However you may feel about the brand and their on-again-off-again CEO, the modern popularity of specialty coffee owes a lot to Starbucks and Howard Schultz. The “Starbucks on every corner” phenomenon was a pretty boilerplate joke back in the late-90s and early-2000s (the best iteration of which appears in Best In Show) but there was a nugget of truth to it. Starbucks brought Italian-style coffee to the American mainstream, and—back when they still used real espresso machines—taught a generation of coffee pros the transferable barista skills that would seed the third wave coffee movement.

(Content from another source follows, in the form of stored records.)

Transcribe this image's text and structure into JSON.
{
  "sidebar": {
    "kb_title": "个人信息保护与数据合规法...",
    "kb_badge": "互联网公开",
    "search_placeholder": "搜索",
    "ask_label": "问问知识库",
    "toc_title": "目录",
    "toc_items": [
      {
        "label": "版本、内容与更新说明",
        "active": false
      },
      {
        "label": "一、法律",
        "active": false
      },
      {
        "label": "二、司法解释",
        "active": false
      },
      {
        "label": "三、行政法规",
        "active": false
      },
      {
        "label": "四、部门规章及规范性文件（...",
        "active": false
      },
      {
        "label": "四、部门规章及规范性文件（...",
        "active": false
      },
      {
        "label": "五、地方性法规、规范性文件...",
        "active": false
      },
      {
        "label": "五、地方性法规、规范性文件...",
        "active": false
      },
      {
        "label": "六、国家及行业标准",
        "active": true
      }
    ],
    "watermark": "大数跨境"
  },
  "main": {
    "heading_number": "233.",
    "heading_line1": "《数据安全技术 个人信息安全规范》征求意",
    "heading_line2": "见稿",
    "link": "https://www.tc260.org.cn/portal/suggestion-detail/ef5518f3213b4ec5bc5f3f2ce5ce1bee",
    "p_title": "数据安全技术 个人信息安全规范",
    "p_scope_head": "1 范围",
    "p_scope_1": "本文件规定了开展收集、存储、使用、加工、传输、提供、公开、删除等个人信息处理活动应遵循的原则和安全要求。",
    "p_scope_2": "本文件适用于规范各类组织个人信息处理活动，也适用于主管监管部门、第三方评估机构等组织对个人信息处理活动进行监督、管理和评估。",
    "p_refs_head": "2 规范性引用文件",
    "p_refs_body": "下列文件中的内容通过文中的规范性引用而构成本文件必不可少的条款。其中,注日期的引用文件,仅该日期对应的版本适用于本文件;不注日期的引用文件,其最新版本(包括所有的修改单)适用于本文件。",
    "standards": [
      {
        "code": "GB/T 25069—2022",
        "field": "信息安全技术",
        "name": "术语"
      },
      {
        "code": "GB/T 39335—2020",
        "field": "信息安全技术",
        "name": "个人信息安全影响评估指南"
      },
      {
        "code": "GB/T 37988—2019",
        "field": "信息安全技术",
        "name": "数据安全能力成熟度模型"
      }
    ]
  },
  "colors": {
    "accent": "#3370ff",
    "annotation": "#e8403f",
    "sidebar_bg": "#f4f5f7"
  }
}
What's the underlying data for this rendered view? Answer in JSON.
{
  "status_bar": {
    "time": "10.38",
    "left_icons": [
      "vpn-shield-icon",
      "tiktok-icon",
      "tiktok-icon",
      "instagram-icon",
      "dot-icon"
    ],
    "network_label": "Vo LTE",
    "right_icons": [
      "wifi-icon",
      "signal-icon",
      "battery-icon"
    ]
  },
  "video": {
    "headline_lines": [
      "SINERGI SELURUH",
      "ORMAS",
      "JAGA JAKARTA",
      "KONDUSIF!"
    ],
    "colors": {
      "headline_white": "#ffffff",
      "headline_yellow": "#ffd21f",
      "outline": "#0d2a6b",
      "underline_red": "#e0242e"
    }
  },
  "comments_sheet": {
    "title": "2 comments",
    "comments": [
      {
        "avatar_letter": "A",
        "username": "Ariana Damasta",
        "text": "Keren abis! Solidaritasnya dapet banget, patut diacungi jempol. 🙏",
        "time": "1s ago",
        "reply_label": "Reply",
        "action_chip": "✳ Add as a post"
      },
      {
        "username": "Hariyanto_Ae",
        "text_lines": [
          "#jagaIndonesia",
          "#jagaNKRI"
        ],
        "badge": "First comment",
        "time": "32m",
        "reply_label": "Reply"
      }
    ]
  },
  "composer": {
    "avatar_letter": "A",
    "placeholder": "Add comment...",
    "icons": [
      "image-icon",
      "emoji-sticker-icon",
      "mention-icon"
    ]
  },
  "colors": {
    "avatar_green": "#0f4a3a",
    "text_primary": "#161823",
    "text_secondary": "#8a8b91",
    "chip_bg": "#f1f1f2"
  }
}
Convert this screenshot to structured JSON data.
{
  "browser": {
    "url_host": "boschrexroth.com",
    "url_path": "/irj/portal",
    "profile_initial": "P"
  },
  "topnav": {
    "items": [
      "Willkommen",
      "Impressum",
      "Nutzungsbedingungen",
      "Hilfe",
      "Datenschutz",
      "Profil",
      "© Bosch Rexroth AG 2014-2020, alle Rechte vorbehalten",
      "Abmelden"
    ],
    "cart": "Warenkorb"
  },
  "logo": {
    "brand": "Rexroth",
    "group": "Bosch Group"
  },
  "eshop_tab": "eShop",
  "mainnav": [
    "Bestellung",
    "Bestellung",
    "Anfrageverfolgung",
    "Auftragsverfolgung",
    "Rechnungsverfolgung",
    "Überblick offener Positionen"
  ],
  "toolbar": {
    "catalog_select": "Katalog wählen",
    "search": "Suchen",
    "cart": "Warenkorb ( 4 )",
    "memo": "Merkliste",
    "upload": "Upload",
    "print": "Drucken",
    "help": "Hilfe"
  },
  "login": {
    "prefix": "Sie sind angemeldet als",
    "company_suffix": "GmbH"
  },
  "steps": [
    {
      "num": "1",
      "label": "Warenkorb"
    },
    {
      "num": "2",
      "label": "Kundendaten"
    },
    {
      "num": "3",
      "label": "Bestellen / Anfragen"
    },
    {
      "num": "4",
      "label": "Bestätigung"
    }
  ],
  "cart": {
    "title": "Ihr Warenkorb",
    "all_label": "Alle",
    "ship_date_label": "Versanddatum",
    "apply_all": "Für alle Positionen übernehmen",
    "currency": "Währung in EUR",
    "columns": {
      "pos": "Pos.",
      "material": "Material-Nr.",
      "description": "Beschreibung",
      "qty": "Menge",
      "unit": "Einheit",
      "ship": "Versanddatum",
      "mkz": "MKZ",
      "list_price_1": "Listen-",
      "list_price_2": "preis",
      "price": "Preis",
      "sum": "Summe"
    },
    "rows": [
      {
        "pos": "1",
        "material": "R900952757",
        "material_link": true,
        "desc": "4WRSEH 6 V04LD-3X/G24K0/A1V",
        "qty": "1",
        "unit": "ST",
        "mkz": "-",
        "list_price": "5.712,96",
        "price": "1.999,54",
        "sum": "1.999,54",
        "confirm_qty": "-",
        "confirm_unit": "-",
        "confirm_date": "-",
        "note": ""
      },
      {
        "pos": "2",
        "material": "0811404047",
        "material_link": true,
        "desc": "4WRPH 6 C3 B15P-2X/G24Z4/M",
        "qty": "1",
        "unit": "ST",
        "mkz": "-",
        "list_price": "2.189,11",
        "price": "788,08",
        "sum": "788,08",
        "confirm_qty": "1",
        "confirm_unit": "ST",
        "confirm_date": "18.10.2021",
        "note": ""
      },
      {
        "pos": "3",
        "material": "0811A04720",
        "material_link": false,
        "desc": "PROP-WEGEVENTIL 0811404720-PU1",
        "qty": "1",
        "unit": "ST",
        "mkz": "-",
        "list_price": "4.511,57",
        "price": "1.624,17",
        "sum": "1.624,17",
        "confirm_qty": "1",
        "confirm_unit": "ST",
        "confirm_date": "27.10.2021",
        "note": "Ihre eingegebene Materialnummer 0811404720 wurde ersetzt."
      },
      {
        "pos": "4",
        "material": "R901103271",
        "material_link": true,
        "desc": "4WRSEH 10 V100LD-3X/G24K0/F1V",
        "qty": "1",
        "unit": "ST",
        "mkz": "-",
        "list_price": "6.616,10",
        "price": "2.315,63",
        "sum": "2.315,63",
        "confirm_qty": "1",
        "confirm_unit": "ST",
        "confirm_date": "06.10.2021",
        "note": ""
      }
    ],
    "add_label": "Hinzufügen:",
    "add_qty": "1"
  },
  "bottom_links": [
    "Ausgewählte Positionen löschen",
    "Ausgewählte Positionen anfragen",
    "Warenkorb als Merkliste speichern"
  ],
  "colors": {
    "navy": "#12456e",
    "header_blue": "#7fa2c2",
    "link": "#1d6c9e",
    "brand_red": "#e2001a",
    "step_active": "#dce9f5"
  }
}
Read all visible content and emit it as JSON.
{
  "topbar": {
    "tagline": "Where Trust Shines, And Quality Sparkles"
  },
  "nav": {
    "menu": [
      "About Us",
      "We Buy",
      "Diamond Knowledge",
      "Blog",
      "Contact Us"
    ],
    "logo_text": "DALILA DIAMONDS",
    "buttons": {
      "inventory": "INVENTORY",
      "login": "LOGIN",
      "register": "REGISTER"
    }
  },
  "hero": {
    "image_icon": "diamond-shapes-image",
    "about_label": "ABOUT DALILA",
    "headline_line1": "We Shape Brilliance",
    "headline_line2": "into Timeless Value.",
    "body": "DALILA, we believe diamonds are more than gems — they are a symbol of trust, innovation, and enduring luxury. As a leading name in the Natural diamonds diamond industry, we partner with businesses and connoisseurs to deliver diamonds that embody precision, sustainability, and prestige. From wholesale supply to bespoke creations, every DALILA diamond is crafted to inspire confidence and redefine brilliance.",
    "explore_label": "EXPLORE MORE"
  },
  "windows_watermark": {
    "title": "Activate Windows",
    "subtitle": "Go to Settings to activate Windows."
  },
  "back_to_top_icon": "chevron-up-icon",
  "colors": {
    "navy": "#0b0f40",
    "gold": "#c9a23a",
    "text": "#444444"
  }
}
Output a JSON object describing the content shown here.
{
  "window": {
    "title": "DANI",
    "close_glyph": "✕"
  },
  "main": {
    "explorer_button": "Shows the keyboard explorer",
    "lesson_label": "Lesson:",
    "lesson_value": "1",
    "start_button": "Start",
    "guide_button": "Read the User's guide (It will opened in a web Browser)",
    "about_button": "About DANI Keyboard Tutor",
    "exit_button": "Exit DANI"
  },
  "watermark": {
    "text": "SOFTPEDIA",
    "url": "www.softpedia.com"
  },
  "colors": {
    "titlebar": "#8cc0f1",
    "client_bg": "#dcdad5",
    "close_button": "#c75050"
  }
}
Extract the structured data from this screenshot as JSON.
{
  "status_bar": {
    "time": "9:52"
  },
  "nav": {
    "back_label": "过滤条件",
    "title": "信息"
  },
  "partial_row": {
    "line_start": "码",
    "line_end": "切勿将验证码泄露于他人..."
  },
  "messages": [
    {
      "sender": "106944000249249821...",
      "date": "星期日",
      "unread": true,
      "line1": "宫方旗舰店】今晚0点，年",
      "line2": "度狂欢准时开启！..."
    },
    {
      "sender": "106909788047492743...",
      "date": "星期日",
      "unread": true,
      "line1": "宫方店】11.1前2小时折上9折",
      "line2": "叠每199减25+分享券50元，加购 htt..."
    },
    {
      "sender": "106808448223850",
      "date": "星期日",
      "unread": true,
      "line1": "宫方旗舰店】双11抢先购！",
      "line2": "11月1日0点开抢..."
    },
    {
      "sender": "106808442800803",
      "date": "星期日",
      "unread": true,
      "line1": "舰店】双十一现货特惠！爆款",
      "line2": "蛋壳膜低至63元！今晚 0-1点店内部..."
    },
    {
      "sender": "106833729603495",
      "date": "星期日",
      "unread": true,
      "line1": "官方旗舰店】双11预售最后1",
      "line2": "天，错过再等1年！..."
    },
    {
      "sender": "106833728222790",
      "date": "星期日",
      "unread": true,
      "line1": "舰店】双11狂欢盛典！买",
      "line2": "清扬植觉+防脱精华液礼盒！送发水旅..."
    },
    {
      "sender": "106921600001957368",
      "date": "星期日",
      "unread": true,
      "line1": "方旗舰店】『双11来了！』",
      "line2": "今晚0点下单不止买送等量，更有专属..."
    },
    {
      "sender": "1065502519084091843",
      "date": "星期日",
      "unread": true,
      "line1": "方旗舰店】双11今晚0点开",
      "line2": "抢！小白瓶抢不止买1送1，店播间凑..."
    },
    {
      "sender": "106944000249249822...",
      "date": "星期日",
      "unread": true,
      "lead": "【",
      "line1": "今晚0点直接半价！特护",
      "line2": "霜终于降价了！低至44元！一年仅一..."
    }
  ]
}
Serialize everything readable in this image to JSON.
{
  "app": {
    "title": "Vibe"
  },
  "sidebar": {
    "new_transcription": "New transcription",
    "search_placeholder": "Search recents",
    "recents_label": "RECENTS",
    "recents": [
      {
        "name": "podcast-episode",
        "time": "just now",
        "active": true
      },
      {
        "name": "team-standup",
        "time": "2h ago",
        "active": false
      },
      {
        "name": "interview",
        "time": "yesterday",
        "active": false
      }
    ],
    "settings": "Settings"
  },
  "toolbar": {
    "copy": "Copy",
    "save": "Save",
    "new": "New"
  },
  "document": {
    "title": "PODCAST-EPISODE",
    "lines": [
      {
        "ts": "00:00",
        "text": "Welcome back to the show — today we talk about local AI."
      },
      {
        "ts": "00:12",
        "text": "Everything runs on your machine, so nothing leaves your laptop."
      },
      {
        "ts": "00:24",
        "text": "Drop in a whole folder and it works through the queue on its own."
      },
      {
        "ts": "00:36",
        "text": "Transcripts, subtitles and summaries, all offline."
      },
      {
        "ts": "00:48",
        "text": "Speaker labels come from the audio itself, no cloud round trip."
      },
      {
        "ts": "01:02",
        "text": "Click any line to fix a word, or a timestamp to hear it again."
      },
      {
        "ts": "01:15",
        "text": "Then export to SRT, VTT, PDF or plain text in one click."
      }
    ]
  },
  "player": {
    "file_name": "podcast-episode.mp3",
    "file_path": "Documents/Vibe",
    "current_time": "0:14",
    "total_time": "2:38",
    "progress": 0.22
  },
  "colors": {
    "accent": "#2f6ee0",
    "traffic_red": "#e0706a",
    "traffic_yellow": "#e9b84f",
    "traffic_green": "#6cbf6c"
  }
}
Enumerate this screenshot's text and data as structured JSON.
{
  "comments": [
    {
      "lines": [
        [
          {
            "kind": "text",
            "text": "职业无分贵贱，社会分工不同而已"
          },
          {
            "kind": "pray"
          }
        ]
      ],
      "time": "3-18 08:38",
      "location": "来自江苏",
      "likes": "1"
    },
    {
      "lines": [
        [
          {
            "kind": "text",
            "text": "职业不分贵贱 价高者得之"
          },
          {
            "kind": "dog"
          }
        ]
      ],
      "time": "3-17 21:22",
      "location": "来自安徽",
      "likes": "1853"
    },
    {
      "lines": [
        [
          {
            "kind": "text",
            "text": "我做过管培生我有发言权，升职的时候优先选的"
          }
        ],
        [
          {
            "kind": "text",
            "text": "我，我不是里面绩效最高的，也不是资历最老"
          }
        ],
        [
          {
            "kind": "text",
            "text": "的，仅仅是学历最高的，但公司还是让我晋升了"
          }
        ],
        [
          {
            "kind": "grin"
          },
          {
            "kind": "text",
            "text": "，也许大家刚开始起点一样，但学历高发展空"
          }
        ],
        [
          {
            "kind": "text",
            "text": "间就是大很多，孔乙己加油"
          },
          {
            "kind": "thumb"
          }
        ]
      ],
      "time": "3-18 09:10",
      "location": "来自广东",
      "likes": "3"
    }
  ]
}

So yes, Starbucks and Schultz deserve their flowers, but also, they need to cool it a bit on their revisionist history. In a recent three-hour podcast interview, the former Starbucks CEO states, among other things, that he regrets not trademarking the term “cafe latte” after they “introduced [it] to America.”
As reported by Business Insider India, Schultz recently appeared on an episode of Acquired, a podcast that “tells the stories and strategies of great companies,” per their website. In the sprawling interview—and big thanks to Business Insider India for enduring the three-hour interview to extract the nuggets, because I’m not listening to all that—Schultz drops a few borderline bombshells on hosts Ben Gilbert and David Rosenthal, including that Starbucks originally didn’t roast for themselves but bought and repackaged Peet’s Coffee. He also claims that both espresso manufacturer Faema and Lavazza were asked to invest in Starbucks early on but declined. “Turned me down. They’ll deny it. That’s a fact,” Schultz states.
But the real galling part of the whole interview comes when Schultz states his regret for not trademarking the latte. “The other thing I didn’t do is we introduced caffè latte to America but we didn’t trademark it. We trademarked Frappuccino later on, but we didn’t trademark cafe latte. I wasn’t thinking; I missed it.”
Pushing aside the general sleaze of wanting to trademark something that you freely admit to not having created but simply imported, the stated American progenation of the latte is suspect at best. The latte in some form or another has been around for at least a hundred and fifty years. Claiming to be the first to do it in America in the [checks note] 1980s just feels wrong. Made linguistically popular in one geographic region? Sure… but introduced? That’s something different.
The history of the American usage of the term latte is far from settled, but it certainly begins before the ‘80s. One popular theory is that the drink traces back to Caffe Mediterraneum in the 1950s. The owner of the Berkeley, California coffee shop, Lino Meiorin, claims to have invented the latte and made it a “standard drink.” Such a claim is often refuted, not that “it is unlikely that Meiorin was the first to add a generous amount of milk to espresso or call such a drink a caffè latte.” If Meiorin wasn’t the first, then neither was the ‘Bucks.
There is an even older instance of the term latte used by an American. The essayist William Dean Howells is attributed with the first usage of the word all the way back in 1867 in his book Italian Journeys.
While it takes a certain billionaire form of hubris to claim ownership over something you didn’t invent and don’t own, verily there exists an alternate timeline version of our world in which Howard Schultz did, in fact, successfully trademark the term “cafe latte.” Can you even imagine? Having to pay a usage tax to Starbucks every time a cafe served a drink by such a name. Or maybe folks would circumvent this obviously stupid application of the law by calling their lattes by another name.
In this theoretical world we’re drinking a Hot Schultz. A Steaming Howie. Just don’t call it a latte, because that’ll cost extra.